Back at home, the boys’ mother dialed number after number, the rotary phone impossibly slow.

“Have you seen Johnny?” she asked her son’s classmates, his friends, their parents, the neighbors.

No. No. No. No.

Manning Up

Konrad Marshall: Billy is a mean bastard. He has a lot on his mind. He isn’t getting shifts. His missus is nagging him for petrol money. Didn’t he already give her some?

Billy gets a beer, tries to relax, but she won’t let it rest. Won’t get off his back. So he stands over her. Holds her down. Yells in her scared little face. Grabs her skinny shoulders and squeezes, nice and hard.

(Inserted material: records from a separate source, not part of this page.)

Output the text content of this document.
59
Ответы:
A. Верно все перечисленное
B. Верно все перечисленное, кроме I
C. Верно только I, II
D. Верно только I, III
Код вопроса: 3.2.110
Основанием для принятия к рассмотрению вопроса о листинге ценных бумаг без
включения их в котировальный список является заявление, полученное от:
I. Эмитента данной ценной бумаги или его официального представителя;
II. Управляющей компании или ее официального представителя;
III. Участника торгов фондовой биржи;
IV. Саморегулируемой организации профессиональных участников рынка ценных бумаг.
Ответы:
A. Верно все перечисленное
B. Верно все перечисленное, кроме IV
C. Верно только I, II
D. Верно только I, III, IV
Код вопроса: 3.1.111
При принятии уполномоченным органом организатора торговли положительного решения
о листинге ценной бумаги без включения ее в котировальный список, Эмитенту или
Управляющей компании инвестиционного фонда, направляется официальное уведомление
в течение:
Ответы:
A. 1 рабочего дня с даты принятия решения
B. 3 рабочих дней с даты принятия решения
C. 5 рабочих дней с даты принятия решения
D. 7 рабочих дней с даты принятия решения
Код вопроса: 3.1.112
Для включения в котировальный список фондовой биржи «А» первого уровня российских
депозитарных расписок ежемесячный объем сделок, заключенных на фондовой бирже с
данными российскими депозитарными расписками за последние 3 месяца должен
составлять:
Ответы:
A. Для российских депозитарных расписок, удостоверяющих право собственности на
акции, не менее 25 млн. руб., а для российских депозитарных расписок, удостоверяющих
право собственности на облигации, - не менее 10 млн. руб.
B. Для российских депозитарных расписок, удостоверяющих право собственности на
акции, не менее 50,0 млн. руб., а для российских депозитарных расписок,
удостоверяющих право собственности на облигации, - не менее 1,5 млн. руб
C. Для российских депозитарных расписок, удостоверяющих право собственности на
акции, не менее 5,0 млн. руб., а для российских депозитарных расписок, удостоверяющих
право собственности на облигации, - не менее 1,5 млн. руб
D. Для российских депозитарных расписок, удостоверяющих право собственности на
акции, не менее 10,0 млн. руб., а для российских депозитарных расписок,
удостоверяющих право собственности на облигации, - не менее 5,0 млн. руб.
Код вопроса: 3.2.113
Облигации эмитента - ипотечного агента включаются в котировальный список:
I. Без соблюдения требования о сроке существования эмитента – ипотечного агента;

Eyes wild, he screams some more. Kicks her out and locks the door.

Billy is a mean bastard. He is also not real. Billy is a hypothetical case being discussed in group therapy by real men, who have found themselves in similar situations.

The task before them – “mapping the incident” – is simple. Highlight the facts. Identify what Billy was thinking, then feeling, then what his partner felt.

One by one, they say what went through Billy’s mind …

“Shut the fuck up,” offers Andrew.

“What’s she done with my money?” asks Aaron.

“She’s lying to me,” says Garry, nodding.

“How dare you?” says Allan, shaking his head.

The men know how Billy thinks. They’ve been there. They are domestic violence offenders but they want to change, so they’ve come here – to a facility unlike any other in Australia.